Zane looked over his shoulder at Dare. “Go prepare a bath for our mate.”

Dare nodded and left me alone with my matched mate, the one perfect man for me in all the universe. The warrior I was destined to lose.

I turned on my heel and picked up the sheet, but before I could put it around my body, Zane’s arms wrapped around me from behind and I was suddenly held with my back to his chest. His muscular arms surrounded me, one at my waist and one at my shoulders. I couldn’t move, and for some bizarre reason I couldn’t explain, even to myself, that calmed me enough to think. Being confined and held securely soothed me.

“Hannah, tell me what’s bothering you. Were we too rough with you? Did we take you too hard?”

I could feel the heat rushing to my face at his question. The answer was no. Not too hard. Not too fast. I’d loved it. It hadn’t been as aggressive as the processing dream, the recorded claiming I’d witnessed, but it had been… amazing.

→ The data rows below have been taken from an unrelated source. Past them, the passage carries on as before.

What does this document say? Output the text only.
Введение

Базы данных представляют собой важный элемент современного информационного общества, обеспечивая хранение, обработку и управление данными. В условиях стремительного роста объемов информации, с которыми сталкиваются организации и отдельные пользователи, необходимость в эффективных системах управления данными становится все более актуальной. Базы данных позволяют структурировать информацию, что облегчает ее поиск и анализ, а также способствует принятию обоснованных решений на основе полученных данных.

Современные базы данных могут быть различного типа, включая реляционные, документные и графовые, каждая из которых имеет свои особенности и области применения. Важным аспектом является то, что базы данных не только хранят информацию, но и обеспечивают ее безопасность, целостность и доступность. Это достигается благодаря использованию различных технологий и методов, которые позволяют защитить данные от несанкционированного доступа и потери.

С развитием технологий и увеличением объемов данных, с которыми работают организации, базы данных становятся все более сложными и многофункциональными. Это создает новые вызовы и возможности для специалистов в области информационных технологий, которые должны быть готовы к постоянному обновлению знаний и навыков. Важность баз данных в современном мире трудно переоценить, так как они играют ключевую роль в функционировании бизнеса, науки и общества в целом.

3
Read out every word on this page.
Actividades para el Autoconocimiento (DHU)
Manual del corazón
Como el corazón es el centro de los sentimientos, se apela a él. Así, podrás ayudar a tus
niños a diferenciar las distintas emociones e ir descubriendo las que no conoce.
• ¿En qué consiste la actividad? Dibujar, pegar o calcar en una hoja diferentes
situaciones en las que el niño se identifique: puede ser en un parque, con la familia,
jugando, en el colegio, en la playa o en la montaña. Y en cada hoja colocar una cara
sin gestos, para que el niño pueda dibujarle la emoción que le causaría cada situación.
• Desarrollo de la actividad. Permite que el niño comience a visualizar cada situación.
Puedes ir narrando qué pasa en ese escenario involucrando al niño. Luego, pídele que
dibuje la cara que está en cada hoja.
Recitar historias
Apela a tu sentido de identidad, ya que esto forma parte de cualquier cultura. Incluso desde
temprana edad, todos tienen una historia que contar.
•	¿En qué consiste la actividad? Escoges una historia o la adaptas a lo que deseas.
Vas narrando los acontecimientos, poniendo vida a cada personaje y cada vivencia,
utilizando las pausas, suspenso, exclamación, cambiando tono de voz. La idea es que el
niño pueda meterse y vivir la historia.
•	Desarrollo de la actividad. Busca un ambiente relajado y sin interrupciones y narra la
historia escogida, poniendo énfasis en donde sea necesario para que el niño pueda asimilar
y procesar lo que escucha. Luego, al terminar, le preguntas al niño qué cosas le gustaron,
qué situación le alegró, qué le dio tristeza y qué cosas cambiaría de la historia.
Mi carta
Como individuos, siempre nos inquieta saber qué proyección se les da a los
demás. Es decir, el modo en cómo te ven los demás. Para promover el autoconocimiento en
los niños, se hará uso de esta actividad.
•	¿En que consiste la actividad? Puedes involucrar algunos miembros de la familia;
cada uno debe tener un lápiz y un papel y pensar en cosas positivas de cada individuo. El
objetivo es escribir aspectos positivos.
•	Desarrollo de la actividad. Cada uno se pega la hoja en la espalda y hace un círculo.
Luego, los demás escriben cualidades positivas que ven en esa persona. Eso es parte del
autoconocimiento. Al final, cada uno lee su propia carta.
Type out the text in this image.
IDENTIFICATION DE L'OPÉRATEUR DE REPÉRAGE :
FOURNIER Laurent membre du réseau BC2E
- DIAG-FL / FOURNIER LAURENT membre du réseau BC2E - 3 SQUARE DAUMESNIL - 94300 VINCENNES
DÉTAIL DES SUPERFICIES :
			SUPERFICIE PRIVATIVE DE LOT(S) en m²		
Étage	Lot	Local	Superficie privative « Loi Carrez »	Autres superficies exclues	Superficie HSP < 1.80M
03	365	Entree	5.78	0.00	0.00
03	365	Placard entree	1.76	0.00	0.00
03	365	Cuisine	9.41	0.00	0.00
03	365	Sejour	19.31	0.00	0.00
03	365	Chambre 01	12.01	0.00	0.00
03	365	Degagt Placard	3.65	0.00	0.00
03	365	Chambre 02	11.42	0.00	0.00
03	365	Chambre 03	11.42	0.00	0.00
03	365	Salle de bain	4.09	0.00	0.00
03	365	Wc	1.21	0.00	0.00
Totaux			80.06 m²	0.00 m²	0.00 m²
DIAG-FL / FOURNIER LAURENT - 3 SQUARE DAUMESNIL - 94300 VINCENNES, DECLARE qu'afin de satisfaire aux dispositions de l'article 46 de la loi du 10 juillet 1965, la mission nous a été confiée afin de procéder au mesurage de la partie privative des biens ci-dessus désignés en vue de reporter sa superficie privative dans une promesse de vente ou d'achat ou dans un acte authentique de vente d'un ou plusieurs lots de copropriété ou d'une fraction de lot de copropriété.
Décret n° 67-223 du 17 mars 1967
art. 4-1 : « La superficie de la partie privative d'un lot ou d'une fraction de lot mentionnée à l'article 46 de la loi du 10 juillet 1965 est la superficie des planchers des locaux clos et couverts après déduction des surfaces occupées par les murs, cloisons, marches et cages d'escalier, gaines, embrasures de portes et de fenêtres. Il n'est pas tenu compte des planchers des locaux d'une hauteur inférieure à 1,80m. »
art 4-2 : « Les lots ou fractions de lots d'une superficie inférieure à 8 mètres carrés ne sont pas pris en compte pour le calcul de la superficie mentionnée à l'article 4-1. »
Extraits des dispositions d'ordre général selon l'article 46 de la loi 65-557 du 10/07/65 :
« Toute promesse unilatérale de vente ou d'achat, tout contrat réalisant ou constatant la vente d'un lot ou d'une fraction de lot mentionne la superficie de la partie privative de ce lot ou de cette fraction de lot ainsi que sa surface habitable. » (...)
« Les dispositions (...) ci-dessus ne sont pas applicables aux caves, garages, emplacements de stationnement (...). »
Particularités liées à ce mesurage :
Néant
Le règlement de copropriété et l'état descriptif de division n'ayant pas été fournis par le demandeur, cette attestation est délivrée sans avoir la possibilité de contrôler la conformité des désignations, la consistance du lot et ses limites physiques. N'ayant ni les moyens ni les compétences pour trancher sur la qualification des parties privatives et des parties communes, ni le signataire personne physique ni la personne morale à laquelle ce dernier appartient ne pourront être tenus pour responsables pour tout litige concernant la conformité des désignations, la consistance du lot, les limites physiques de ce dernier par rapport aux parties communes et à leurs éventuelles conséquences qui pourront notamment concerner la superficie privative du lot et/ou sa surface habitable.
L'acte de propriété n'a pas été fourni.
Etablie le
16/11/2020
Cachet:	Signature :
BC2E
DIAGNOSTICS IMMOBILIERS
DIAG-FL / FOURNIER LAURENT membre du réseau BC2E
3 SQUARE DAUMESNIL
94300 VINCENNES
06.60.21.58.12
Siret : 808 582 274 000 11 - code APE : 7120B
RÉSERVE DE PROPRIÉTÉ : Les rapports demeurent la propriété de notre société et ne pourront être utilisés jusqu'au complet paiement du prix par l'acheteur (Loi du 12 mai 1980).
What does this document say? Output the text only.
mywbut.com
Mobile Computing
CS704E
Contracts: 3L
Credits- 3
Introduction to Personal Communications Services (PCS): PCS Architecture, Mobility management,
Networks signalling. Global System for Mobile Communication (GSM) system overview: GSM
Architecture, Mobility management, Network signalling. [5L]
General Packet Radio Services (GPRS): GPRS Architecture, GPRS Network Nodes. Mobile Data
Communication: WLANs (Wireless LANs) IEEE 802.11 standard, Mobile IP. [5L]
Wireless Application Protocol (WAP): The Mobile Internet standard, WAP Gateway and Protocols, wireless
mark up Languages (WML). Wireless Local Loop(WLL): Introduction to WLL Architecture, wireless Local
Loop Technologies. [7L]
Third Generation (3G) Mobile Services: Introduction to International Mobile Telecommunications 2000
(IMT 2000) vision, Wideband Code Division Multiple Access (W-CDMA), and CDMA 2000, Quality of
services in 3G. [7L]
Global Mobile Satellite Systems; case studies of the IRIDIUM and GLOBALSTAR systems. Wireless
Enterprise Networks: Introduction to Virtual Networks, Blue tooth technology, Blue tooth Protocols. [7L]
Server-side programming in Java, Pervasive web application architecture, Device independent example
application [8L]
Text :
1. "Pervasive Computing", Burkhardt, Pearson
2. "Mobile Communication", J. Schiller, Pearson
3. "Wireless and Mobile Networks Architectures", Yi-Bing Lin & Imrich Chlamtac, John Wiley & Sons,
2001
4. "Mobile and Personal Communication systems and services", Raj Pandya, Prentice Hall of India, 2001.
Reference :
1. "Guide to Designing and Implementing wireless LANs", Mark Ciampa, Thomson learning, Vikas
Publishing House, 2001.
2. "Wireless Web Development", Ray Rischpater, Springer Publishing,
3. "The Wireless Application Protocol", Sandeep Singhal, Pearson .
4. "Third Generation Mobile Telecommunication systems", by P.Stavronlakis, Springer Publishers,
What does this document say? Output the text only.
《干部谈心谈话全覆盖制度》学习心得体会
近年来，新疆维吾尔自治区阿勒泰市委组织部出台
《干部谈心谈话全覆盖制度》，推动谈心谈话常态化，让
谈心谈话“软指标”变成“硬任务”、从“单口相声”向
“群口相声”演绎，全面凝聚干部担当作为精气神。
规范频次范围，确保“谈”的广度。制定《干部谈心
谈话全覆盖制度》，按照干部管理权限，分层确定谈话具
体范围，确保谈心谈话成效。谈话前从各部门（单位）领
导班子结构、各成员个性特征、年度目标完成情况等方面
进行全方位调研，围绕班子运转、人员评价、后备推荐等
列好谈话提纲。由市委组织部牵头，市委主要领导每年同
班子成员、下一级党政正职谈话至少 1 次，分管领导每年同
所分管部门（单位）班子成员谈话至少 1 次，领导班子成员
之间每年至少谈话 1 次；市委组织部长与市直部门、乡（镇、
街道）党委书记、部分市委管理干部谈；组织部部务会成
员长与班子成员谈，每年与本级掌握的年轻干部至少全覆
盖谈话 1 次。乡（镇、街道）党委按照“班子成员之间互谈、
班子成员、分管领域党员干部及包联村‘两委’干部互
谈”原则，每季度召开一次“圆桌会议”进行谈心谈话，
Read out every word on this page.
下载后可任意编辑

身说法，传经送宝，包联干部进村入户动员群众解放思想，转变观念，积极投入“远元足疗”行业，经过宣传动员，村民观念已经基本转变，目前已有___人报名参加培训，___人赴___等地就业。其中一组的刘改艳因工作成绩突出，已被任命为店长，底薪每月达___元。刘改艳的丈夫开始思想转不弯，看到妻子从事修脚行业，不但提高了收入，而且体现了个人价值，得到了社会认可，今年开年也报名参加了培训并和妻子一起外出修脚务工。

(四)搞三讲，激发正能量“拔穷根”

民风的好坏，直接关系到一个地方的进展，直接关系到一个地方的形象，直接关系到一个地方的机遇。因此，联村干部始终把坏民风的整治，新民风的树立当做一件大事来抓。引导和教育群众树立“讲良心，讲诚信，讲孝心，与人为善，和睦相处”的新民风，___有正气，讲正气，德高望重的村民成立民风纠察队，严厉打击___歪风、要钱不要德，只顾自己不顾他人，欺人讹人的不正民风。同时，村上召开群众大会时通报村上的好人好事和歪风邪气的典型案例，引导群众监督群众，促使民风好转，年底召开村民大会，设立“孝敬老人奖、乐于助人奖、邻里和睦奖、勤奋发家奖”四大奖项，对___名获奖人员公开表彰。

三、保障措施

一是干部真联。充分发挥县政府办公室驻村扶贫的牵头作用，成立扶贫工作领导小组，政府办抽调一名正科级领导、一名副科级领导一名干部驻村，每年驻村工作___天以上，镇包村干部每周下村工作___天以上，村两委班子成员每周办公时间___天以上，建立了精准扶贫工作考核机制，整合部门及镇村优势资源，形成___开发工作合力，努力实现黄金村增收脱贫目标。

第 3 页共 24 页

“No, Zane. You didn’t hurt me.” In fact, I wanted more. I wanted my warriors to dominate my body and make me come over and over. I wanted to give them everything—but I was afraid. That annoying weakness I had for dominant, alpha males was rearing its ugly head. And Zane was truly my match. I could feel the connection between us—and Dare as well—as easily as I could feel his touch on my skin. It was real and solid and so strong already that it felt like a tangible thing between us. I wanted to know everything about my men. I wanted to truly belong to them. I wanted to claim them as mine forever and trust in the matching program, or God, or whatever bizarre twist of fate had brought me to this place, to this warrior. I wanted to fall head over heels in love with both of them and hold nothing back. Nothing. And that was the problem. I would give them everything, heart, mind and soul, and it wasn’t going to be enough. Zane’s darkness spread, his discontent coming through my collar as clearly as a bell ringing inside my head. I wasn’t enough for him. I wasn’t enough, and he just couldn’t bring himself to tell me.

“Hannah, talk to me, or I will have you over my knee.”